6) Cutover & Hypercare
A professional cutover includes:
- Clear communication about downtime
- Data freeze rules
- “Last sync” steps (if applicable)
- Rollback point (until when is it possible?)
- Hypercare (monitoring, error budget, hotfix window)
Migration from older versions – two proven paths
Path A: Split the risk / Jakarta separately
Teams can reduce risk by first migrating to a current LTS (e.g., 2025.Q1 LTS) and planning the (potentially larger) Jakarta/runtime upgrade only afterward.
Path B: Directly to 2026.Q1 LTS
This path makes sense if you need to modernize your infrastructure anyway and want to make the big leap all at once (including testing and refactoring). 2026.Q1 LTS is officially available; check the release notes and the compatibility matrix.
Compliance & Resilience: GDPR and DORA as Drivers of Migration (Not Just “Add-ons”)
- The GDPR serves as the foundation for data protection requirements (e.g., access control, data minimization, and the right to erasure and access).
- DORA (EU) 2022/2554 has been in effect since January 17, 2025, and, among other things, makes ICT risk and operational resilience even more critical in regulated environments.
Practical migration tip: Don’t wait until “after go-live” to address compliance.
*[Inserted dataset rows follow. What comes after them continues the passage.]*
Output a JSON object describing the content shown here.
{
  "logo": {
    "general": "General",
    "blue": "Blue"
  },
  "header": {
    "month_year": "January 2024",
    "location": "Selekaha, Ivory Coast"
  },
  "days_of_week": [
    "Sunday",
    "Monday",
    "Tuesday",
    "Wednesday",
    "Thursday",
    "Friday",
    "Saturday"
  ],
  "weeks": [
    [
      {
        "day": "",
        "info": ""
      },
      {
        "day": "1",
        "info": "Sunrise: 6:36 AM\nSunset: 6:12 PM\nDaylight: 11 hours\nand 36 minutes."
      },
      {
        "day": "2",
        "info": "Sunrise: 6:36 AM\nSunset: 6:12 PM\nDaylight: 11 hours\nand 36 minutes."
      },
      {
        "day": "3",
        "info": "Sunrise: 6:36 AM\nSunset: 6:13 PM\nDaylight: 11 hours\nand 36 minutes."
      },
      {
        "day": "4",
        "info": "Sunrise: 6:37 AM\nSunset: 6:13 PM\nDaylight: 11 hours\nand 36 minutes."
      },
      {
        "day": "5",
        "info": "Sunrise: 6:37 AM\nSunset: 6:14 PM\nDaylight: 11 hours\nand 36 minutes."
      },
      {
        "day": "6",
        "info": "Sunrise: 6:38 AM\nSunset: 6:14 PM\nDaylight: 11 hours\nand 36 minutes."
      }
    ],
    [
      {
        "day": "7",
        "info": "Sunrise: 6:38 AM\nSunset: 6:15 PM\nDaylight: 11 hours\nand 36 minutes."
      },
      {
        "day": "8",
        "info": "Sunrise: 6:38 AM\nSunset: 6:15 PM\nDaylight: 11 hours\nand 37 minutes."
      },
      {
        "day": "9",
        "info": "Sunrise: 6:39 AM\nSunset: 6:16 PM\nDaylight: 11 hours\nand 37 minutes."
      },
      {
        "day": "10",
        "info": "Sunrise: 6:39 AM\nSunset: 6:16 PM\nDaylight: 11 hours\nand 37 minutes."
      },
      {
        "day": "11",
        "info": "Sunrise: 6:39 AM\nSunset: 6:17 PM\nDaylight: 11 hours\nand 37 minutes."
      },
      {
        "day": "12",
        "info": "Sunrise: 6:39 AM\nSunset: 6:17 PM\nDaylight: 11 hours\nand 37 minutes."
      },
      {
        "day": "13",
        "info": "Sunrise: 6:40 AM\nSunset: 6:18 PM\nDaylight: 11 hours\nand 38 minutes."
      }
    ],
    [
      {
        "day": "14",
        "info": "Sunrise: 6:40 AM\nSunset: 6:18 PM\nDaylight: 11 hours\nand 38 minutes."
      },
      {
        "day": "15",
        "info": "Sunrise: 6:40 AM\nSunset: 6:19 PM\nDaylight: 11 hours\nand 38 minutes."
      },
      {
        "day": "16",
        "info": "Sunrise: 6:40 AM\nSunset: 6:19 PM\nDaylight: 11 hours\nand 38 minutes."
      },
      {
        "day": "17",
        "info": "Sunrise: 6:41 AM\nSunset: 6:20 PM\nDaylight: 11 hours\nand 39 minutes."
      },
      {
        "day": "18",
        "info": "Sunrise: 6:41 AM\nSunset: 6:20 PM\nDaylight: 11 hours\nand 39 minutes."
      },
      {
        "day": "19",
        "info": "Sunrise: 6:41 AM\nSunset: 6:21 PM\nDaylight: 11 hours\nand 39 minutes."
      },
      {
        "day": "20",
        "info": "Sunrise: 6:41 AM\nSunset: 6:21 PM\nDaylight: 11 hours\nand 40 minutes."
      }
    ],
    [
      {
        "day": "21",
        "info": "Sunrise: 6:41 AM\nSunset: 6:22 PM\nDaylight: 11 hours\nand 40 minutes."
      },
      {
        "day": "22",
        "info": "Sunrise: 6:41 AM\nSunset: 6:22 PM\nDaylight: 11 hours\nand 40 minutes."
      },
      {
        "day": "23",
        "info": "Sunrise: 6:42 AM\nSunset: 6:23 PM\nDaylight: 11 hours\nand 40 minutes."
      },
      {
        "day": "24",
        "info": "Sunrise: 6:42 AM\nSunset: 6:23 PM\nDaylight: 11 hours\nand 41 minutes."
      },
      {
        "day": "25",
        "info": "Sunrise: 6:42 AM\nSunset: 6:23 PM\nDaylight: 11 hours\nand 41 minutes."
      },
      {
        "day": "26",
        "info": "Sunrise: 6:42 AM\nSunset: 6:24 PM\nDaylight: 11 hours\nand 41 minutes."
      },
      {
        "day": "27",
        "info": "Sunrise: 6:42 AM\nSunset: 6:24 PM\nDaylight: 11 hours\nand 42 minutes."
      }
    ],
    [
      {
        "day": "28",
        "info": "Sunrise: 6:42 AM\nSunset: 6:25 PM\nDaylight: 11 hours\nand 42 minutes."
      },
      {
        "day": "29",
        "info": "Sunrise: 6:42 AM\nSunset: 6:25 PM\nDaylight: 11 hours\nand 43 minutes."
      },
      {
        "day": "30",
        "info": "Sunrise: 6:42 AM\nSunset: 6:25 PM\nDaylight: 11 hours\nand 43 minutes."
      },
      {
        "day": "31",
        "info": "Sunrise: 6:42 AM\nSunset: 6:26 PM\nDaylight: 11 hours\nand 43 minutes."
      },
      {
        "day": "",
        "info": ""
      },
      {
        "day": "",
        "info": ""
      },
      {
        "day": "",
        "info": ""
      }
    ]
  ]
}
Build requirements directly into the target architecture, logging/monitoring, authorization concept, and operational processes.
Bottom line: The best Liferay DXP migration is the one that makes your next upgrade easier
A Liferay DXP migration is truly successful when it not only reaches its destination but also ensures long-term upgradeability: a clear LTS strategy, a certified stack, more stable customizations based on Client Extensions, robust testing, and a practical update schedule.